Ed è contro quel capriccio che alza la voce l’autore. Contro quella “partita a dadi” che minaccia di attentare all’integrità della Giustizia. Con un distinguo, però, che merita di essere sottolineato. Soprattutto in questa fase. Attenzione, infatti, a parlare di “malagiustizia”. Non è il caso, infatti, di fare di tutta l’erba un fascio. Perché quello di Funaro non è un libro contro la magistratura tout court. Né un modo, il suo, di assolvere i politici dalle accuse di corruzione. Niente affatto. Nel volume edito da Spazio Creativo, viene, all’opposto, intonato un inno alla vera giustizia. Alla sola unica giustizia che conta. E si punta il dito contro certe pratiche di malaffare di cui non sono immuni gli amministratori della cosa pubblica. Ma, così come si attaccano i “politici che rubano”, così come si riconosce il marcio della politica, allo stesso tempo vengono manifestate forti critiche nei confronti di certe “toghe di parte”. E questo viene ribadito sciorinando dati e cifre, con l’ausilio di pareri di studiosi della dottrina giuridica ed estratti di articoli e servizi di giornale.

Ampio spazio, inoltre, viene dato nella parte centrale di Mala Iustitia alle vicende giudiziarie di alcuni protagonisti della vita politica italiana del periodo compreso tra la fine degli anni ’80 e i primi anni ’90, finiti nel mirino dei giudici, processati sui giornali, quindi sottoposti alla gogna del carcere.
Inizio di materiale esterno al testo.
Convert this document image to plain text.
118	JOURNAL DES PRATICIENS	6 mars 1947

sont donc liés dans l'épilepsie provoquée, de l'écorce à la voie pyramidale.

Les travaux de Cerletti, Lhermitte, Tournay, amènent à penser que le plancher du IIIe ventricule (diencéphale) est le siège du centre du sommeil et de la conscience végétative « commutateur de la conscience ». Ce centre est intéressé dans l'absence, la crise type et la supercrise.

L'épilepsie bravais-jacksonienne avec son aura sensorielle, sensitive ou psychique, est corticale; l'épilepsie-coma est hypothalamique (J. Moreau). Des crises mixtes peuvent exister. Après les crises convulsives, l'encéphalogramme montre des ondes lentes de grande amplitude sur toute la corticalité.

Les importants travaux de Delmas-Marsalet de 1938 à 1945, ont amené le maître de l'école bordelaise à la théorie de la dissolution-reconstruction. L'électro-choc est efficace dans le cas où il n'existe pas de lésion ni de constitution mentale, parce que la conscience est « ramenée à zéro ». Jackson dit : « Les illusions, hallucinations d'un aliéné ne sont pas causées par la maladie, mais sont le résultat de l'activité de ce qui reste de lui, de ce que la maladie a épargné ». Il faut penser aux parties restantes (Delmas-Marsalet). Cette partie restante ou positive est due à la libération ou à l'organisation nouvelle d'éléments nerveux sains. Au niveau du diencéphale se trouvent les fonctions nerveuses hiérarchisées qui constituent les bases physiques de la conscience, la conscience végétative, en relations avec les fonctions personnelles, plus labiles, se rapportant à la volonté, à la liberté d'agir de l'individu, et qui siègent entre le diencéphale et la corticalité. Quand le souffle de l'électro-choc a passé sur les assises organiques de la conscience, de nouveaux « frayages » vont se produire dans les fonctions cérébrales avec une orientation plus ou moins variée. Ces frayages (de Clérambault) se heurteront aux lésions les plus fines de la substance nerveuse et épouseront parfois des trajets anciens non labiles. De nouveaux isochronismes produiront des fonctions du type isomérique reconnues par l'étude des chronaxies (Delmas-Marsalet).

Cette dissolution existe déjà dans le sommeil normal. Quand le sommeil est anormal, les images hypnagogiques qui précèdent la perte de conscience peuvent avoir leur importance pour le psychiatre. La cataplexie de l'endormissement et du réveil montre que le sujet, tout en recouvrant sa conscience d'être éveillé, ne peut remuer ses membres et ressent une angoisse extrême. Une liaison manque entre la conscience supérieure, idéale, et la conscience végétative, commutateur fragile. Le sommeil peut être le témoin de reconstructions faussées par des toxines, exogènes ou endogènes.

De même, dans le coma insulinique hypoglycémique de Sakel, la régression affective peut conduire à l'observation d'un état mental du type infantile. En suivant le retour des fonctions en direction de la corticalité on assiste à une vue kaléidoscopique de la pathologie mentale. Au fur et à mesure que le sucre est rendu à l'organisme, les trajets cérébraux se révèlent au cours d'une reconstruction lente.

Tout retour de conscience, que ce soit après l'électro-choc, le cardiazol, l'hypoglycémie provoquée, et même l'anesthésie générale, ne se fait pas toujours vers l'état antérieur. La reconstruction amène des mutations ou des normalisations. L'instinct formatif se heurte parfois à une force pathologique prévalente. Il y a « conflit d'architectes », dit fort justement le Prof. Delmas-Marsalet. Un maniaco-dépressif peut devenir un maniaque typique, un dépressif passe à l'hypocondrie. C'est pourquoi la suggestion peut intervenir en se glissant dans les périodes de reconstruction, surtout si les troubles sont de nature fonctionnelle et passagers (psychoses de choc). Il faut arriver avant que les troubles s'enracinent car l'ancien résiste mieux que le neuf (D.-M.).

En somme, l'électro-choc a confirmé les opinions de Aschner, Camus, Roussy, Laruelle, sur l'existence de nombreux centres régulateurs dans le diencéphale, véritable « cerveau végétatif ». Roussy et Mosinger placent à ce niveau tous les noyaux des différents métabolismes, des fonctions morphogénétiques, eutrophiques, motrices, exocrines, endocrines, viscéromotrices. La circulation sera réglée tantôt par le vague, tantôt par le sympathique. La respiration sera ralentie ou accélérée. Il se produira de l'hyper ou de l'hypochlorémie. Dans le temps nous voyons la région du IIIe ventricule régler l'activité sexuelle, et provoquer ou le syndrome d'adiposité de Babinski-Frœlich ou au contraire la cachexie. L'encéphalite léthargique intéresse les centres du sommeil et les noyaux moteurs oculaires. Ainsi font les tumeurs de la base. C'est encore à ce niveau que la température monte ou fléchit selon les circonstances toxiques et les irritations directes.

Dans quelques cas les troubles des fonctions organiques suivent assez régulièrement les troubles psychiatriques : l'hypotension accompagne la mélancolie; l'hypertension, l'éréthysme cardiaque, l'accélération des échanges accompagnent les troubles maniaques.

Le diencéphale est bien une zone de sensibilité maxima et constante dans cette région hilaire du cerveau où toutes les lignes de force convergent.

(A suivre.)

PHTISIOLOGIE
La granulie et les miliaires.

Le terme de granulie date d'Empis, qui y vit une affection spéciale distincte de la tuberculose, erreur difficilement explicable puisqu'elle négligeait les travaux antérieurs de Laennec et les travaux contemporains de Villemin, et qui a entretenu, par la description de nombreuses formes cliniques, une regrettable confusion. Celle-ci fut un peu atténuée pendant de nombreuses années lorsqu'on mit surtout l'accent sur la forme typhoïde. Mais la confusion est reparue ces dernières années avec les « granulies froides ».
E poi, successivamente assolti, quando magari era già troppo tardi per alcuni di loro.

È il caso di Antonio Gava, Carmelo Conte, Calogero Mannino, Carmine Mensorio e Felice Di Giovanni, di cui, grazie al racconto di Funaro, rivive il drammatico travaglio. Con epiloghi tremendamente diversi, di personaggio in personaggio. E’ questo, ad esempio, il caso dell’ex deputato della Dc Mensorio, morto suicida dopo aver urlato al mondo la propria innocenza, in una lettera indirizzata al critico d’arte Vittorio Sgarbi e dell’onesto funzionario di Regione Felice Di Giovanni, stroncato, successivamente, da un male incurabile, ma non senza prima essersi preso la soddisfazione di vedersi scagionare da ogni accusa.

Lo scopo di Pietro Funaro, con questo suo Mala Iustitia, diventa lampante nella parte finale del libro. Quasi una sorta di manifesto-appello, il suo. Che merita di essere letto con particolare attenzione, fino in fondo: “…oggetto di questo libro-indagine, è la disfunzione dell’amministrazione della Giustizia che colpisce la comunità e che provoca sfiducia verso le istituzioni e genera un vero e proprio black out in quello che dovrebbe essere un sano rapporto Stato-cittadini. Quindi, con fermezza, possiamo dire che la malagiustizia è la causa dell’ingiustizia”.